The hate-crime enhancements were added because Barreto, who was said to ride a kick scooter while committing his crimes, allegedly told police he targeted businesses he believed were Chinese-owned.
"We absolutely do not tolerate violence or hate in San Francisco," District Attorney Chesa Boudin said in a statement. "Chinese-owned businesses should be able to operate without fear of being racially targeted by vandalism, burglary, or harassment. We stand with San Francisco's AAPI community against hate and will do everything in our power to make sure everyone is and feels safe."
Boudin added in his statement, "Since the beginning of the COVID-19 pandemic, we have seen a deeply concerning increase in the incidence of hate and violence against the AAPI community. We will not stand for it and we will do everything in our power to stop it."
Barreto is accused of committing these crimes between April and August 2021. The five burglary charges stem from incidents in which officials said Barreto took money and other items after entering inside businesses through windows he shattered.
Hate crimes against people of Asian and Pacific Islander descent reported in the United States have increased dramatically in 2021. On Thursday, Stop AAPI Hate—a national coalition that gathers data on racially motivated attacks related to the pandemic—released a report on racially-motivated incidents committed against Asian Americans and Pacific Islanders.
Stop AAPI Hate said it received reports of 9,081 incidents between March 2020, and June 2021. Of those, 4,533 occurred this year, compared to 4,548 in all of last year.
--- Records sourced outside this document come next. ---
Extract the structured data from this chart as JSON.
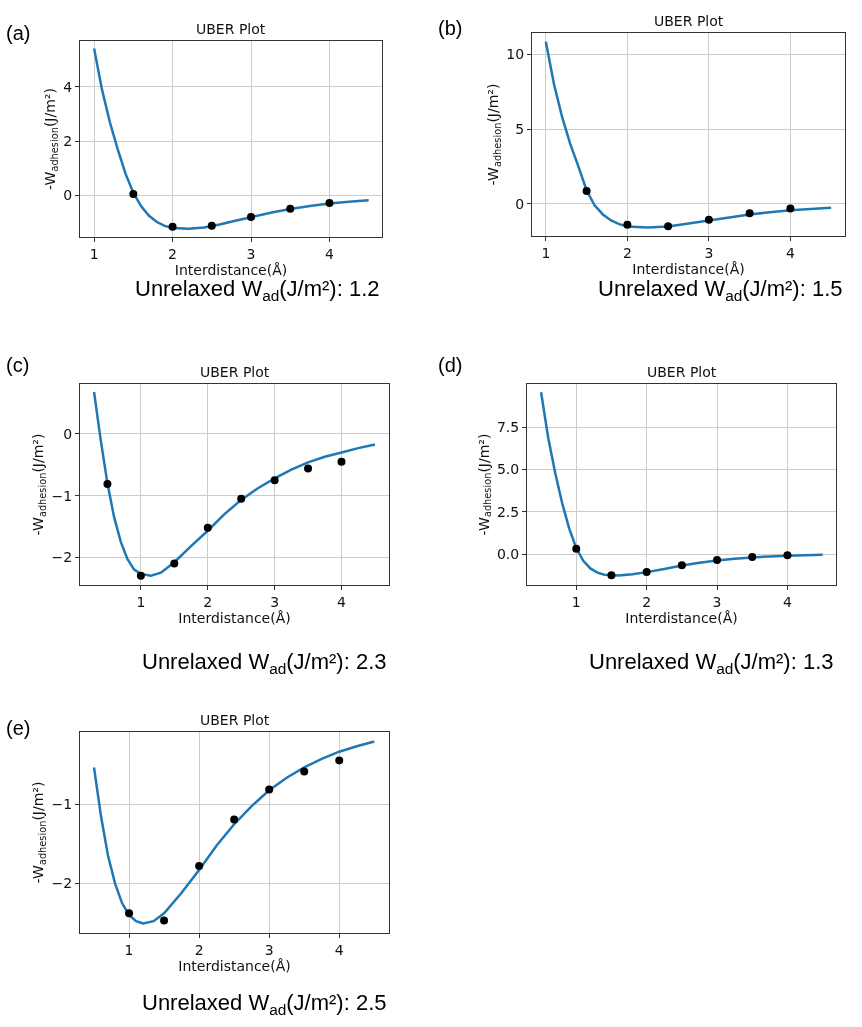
{
  "chart_data": [
    {
      "type": "line",
      "title": "UBER Plot",
      "xlabel": "Interdistance(Å)",
      "ylabel": "-W$_{adhesion}$(J/m²)",
      "xlim": [
        0.82,
        4.67
      ],
      "ylim": [
        -1.53,
        5.68
      ],
      "xticks": [
        1,
        2,
        3,
        4
      ],
      "yticks": [
        0,
        2,
        4
      ],
      "grid": true,
      "annotations": [
        "(a)",
        "Unrelaxed W$_{ad}$(J/m²): 1.2"
      ],
      "series": [
        {
          "color": "#1f77b4",
          "marker": "none",
          "x": [
            1.0,
            1.1,
            1.2,
            1.3,
            1.4,
            1.5,
            1.6,
            1.7,
            1.8,
            1.9,
            2.0,
            2.2,
            2.4,
            2.6,
            2.8,
            3.0,
            3.25,
            3.5,
            3.75,
            4.0,
            4.25,
            4.5
          ],
          "values": [
            5.4,
            3.9,
            2.7,
            1.7,
            0.8,
            0.1,
            -0.4,
            -0.75,
            -0.98,
            -1.12,
            -1.2,
            -1.23,
            -1.18,
            -1.07,
            -0.93,
            -0.8,
            -0.64,
            -0.5,
            -0.39,
            -0.3,
            -0.23,
            -0.18
          ]
        },
        {
          "type": "scatter",
          "color": "#000000",
          "marker": "circle",
          "x": [
            1.5,
            2,
            2.5,
            3,
            3.5,
            4
          ],
          "values": [
            0.05,
            -1.15,
            -1.12,
            -0.79,
            -0.49,
            -0.28
          ]
        }
      ]
    },
    {
      "type": "line",
      "title": "UBER Plot",
      "xlabel": "Interdistance(Å)",
      "ylabel": "-W$_{adhesion}$(J/m²)",
      "xlim": [
        0.83,
        4.67
      ],
      "ylim": [
        -2.14,
        11.43
      ],
      "xticks": [
        1,
        2,
        3,
        4
      ],
      "yticks": [
        0,
        5,
        10
      ],
      "grid": true,
      "annotations": [
        "(b)",
        "Unrelaxed W$_{ad}$(J/m²): 1.5"
      ],
      "series": [
        {
          "color": "#1f77b4",
          "marker": "none",
          "x": [
            1.0,
            1.1,
            1.2,
            1.3,
            1.4,
            1.5,
            1.6,
            1.7,
            1.8,
            1.9,
            2.0,
            2.25,
            2.5,
            2.75,
            3.0,
            3.25,
            3.5,
            3.75,
            4.0,
            4.25,
            4.5
          ],
          "values": [
            10.85,
            8.0,
            5.8,
            4.0,
            2.5,
            0.9,
            -0.1,
            -0.7,
            -1.1,
            -1.35,
            -1.5,
            -1.58,
            -1.5,
            -1.3,
            -1.1,
            -0.9,
            -0.7,
            -0.55,
            -0.42,
            -0.33,
            -0.25
          ]
        },
        {
          "type": "scatter",
          "color": "#000000",
          "marker": "circle",
          "x": [
            1.5,
            2,
            2.5,
            3,
            3.5,
            4
          ],
          "values": [
            0.87,
            -1.38,
            -1.49,
            -1.05,
            -0.62,
            -0.31
          ]
        }
      ]
    },
    {
      "type": "line",
      "title": "UBER Plot",
      "xlabel": "Interdistance(Å)",
      "ylabel": "-W$_{adhesion}$(J/m²)",
      "xlim": [
        0.09,
        4.71
      ],
      "ylim": [
        -2.45,
        0.81
      ],
      "xticks": [
        1,
        2,
        3,
        4
      ],
      "yticks": [
        {
          "value": -2,
          "label": "−2"
        },
        {
          "value": -1,
          "label": "−1"
        },
        0
      ],
      "grid": true,
      "annotations": [
        "(c)",
        "Unrelaxed W$_{ad}$(J/m²): 2.3"
      ],
      "series": [
        {
          "color": "#1f77b4",
          "marker": "none",
          "x": [
            0.3,
            0.4,
            0.5,
            0.6,
            0.7,
            0.8,
            0.9,
            1.0,
            1.15,
            1.3,
            1.5,
            1.75,
            2.0,
            2.25,
            2.5,
            2.75,
            3.0,
            3.25,
            3.5,
            3.75,
            4.0,
            4.25,
            4.5
          ],
          "values": [
            0.68,
            -0.1,
            -0.8,
            -1.35,
            -1.75,
            -2.03,
            -2.2,
            -2.27,
            -2.3,
            -2.25,
            -2.08,
            -1.82,
            -1.57,
            -1.3,
            -1.07,
            -0.88,
            -0.72,
            -0.58,
            -0.46,
            -0.37,
            -0.3,
            -0.23,
            -0.17
          ]
        },
        {
          "type": "scatter",
          "color": "#000000",
          "marker": "circle",
          "x": [
            0.5,
            1,
            1.5,
            2,
            2.5,
            3,
            3.5,
            4
          ],
          "values": [
            -0.81,
            -2.3,
            -2.1,
            -1.52,
            -1.05,
            -0.75,
            -0.56,
            -0.45
          ]
        }
      ]
    },
    {
      "type": "line",
      "title": "UBER Plot",
      "xlabel": "Interdistance(Å)",
      "ylabel": "-W$_{adhesion}$(J/m²)",
      "xlim": [
        0.3,
        4.69
      ],
      "ylim": [
        -1.83,
        10.04
      ],
      "xticks": [
        1,
        2,
        3,
        4
      ],
      "yticks": [
        {
          "value": 0,
          "label": "0.0"
        },
        {
          "value": 2.5,
          "label": "2.5"
        },
        {
          "value": 5,
          "label": "5.0"
        },
        {
          "value": 7.5,
          "label": "7.5"
        }
      ],
      "grid": true,
      "annotations": [
        "(d)",
        "Unrelaxed W$_{ad}$(J/m²): 1.3"
      ],
      "series": [
        {
          "color": "#1f77b4",
          "marker": "none",
          "x": [
            0.5,
            0.6,
            0.7,
            0.8,
            0.9,
            1.0,
            1.1,
            1.2,
            1.3,
            1.4,
            1.6,
            1.8,
            2.0,
            2.25,
            2.5,
            2.75,
            3.0,
            3.25,
            3.5,
            3.75,
            4.0,
            4.25,
            4.5
          ],
          "values": [
            9.55,
            6.9,
            4.8,
            3.0,
            1.5,
            0.35,
            -0.4,
            -0.85,
            -1.1,
            -1.22,
            -1.27,
            -1.2,
            -1.07,
            -0.88,
            -0.68,
            -0.52,
            -0.38,
            -0.28,
            -0.2,
            -0.14,
            -0.1,
            -0.07,
            -0.05
          ]
        },
        {
          "type": "scatter",
          "color": "#000000",
          "marker": "circle",
          "x": [
            1,
            1.5,
            2,
            2.5,
            3,
            3.5,
            4
          ],
          "values": [
            0.31,
            -1.26,
            -1.06,
            -0.67,
            -0.35,
            -0.18,
            -0.08
          ]
        }
      ]
    },
    {
      "type": "line",
      "title": "UBER Plot",
      "xlabel": "Interdistance(Å)",
      "ylabel": "-W$_{adhesion}$(J/m²)",
      "xlim": [
        0.3,
        4.71
      ],
      "ylim": [
        -2.63,
        -0.08
      ],
      "xticks": [
        1,
        2,
        3,
        4
      ],
      "yticks": [
        {
          "value": -2,
          "label": "−2"
        },
        {
          "value": -1,
          "label": "−1"
        }
      ],
      "grid": true,
      "annotations": [
        "(e)",
        "Unrelaxed W$_{ad}$(J/m²): 2.5"
      ],
      "series": [
        {
          "color": "#1f77b4",
          "marker": "none",
          "x": [
            0.5,
            0.6,
            0.7,
            0.8,
            0.9,
            1.0,
            1.1,
            1.2,
            1.35,
            1.5,
            1.75,
            2.0,
            2.25,
            2.5,
            2.75,
            3.0,
            3.25,
            3.5,
            3.75,
            4.0,
            4.25,
            4.5
          ],
          "values": [
            -0.53,
            -1.15,
            -1.65,
            -2.0,
            -2.25,
            -2.4,
            -2.48,
            -2.51,
            -2.48,
            -2.38,
            -2.12,
            -1.83,
            -1.52,
            -1.25,
            -1.02,
            -0.82,
            -0.66,
            -0.53,
            -0.42,
            -0.33,
            -0.26,
            -0.2
          ]
        },
        {
          "type": "scatter",
          "color": "#000000",
          "marker": "circle",
          "x": [
            1,
            1.5,
            2,
            2.5,
            3,
            3.5,
            4
          ],
          "values": [
            -2.38,
            -2.47,
            -1.78,
            -1.19,
            -0.81,
            -0.58,
            -0.44
          ]
        }
      ]
    }
  ]
}
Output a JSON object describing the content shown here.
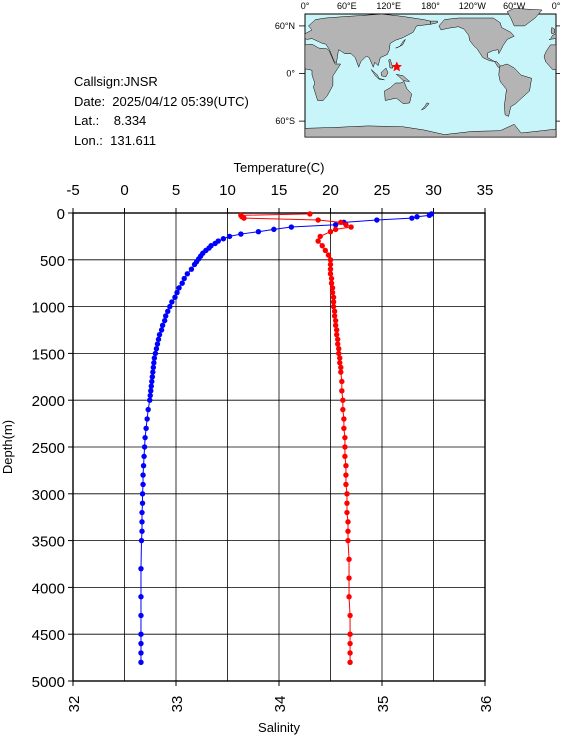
{
  "station": {
    "callsign": "Callsign:JNSR",
    "date": "Date:  2025/04/12 05:39(UTC)",
    "lat": "Lat.:    8.334",
    "lon": "Lon.:  131.611"
  },
  "map": {
    "top_labels": [
      "0°",
      "60°E",
      "120°E",
      "180°",
      "120°W",
      "60°W",
      "0°"
    ],
    "side_labels": [
      "60°N",
      "0°",
      "60°S"
    ],
    "ocean_color": "#c8f5fa",
    "land_color": "#b4b4b4",
    "marker": "red-star",
    "marker_lon": 131.611,
    "marker_lat": 8.334
  },
  "chart_data": {
    "type": "line",
    "title": "",
    "top_axis": {
      "label": "Temperature(C)",
      "range": [
        -5,
        35
      ],
      "ticks": [
        "-5",
        "0",
        "5",
        "10",
        "15",
        "20",
        "25",
        "30",
        "35"
      ]
    },
    "bottom_axis": {
      "label": "Salinity",
      "range": [
        32,
        36
      ],
      "ticks": [
        "32",
        "33",
        "34",
        "35",
        "36"
      ]
    },
    "y_axis": {
      "label": "Depth(m)",
      "range": [
        0,
        5000
      ],
      "inverted": true,
      "ticks": [
        "0",
        "500",
        "1000",
        "1500",
        "2000",
        "2500",
        "3000",
        "3500",
        "4000",
        "4500",
        "5000"
      ]
    },
    "grid": true,
    "series": [
      {
        "axis": "top",
        "color": "#0000ff",
        "depth": [
          10,
          25,
          40,
          55,
          75,
          100,
          125,
          150,
          175,
          200,
          225,
          250,
          275,
          300,
          325,
          350,
          375,
          400,
          430,
          460,
          490,
          520,
          550,
          600,
          650,
          700,
          750,
          800,
          850,
          900,
          950,
          1000,
          1050,
          1100,
          1150,
          1200,
          1250,
          1300,
          1350,
          1400,
          1450,
          1500,
          1550,
          1600,
          1650,
          1700,
          1750,
          1800,
          1850,
          1900,
          1950,
          2000,
          2100,
          2200,
          2300,
          2400,
          2500,
          2600,
          2700,
          2800,
          2900,
          3000,
          3100,
          3200,
          3300,
          3400,
          3500,
          3800,
          4100,
          4300,
          4500,
          4600,
          4700,
          4800
        ],
        "values": [
          29.8,
          29.6,
          28.4,
          27.9,
          24.5,
          21.3,
          20.5,
          16.2,
          14.5,
          13.0,
          11.3,
          10.2,
          9.6,
          9.1,
          8.8,
          8.4,
          8.2,
          7.9,
          7.6,
          7.4,
          7.2,
          7.0,
          6.8,
          6.5,
          6.1,
          5.8,
          5.6,
          5.3,
          5.1,
          4.9,
          4.6,
          4.4,
          4.2,
          4.0,
          3.9,
          3.7,
          3.6,
          3.4,
          3.3,
          3.2,
          3.1,
          3.0,
          2.9,
          2.85,
          2.8,
          2.75,
          2.7,
          2.65,
          2.6,
          2.55,
          2.5,
          2.45,
          2.3,
          2.2,
          2.1,
          2.0,
          1.95,
          1.9,
          1.85,
          1.8,
          1.8,
          1.75,
          1.75,
          1.7,
          1.7,
          1.7,
          1.65,
          1.6,
          1.6,
          1.6,
          1.6,
          1.6,
          1.6,
          1.6
        ]
      },
      {
        "axis": "bottom",
        "color": "#ff0000",
        "depth": [
          10,
          25,
          40,
          55,
          75,
          100,
          125,
          150,
          175,
          200,
          250,
          300,
          350,
          400,
          450,
          500,
          550,
          600,
          650,
          700,
          750,
          800,
          850,
          900,
          950,
          1000,
          1050,
          1100,
          1150,
          1200,
          1250,
          1300,
          1350,
          1400,
          1450,
          1500,
          1550,
          1600,
          1650,
          1700,
          1800,
          1900,
          2000,
          2100,
          2200,
          2300,
          2400,
          2500,
          2600,
          2700,
          2800,
          2900,
          3000,
          3100,
          3200,
          3300,
          3400,
          3500,
          3700,
          3900,
          4100,
          4300,
          4500,
          4600,
          4700,
          4800
        ],
        "values": [
          34.3,
          33.63,
          33.64,
          33.66,
          34.38,
          34.6,
          34.65,
          34.7,
          34.55,
          34.5,
          34.4,
          34.38,
          34.42,
          34.45,
          34.48,
          34.5,
          34.5,
          34.5,
          34.5,
          34.51,
          34.51,
          34.52,
          34.52,
          34.53,
          34.53,
          34.53,
          34.54,
          34.54,
          34.55,
          34.55,
          34.56,
          34.56,
          34.57,
          34.57,
          34.58,
          34.58,
          34.59,
          34.59,
          34.6,
          34.6,
          34.61,
          34.61,
          34.62,
          34.62,
          34.63,
          34.63,
          34.64,
          34.64,
          34.64,
          34.65,
          34.65,
          34.65,
          34.66,
          34.66,
          34.66,
          34.67,
          34.67,
          34.67,
          34.68,
          34.68,
          34.68,
          34.69,
          34.69,
          34.69,
          34.69,
          34.69
        ]
      }
    ]
  }
}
On August 4, an analysis was released from a U.S. Census Bureau survey that found Asian American households were twice as likely as white households to report they didn't have enough food throughout the pandemic because they were "afraid to go or didn't want to go out to buy food."
Hate crimes as a whole increased last year by 2 percent. However, hate crimes against Asian Americans and Pacific Islanders rose by 146 percent, according to the Center for the Study of Hate and Extremism at California State University.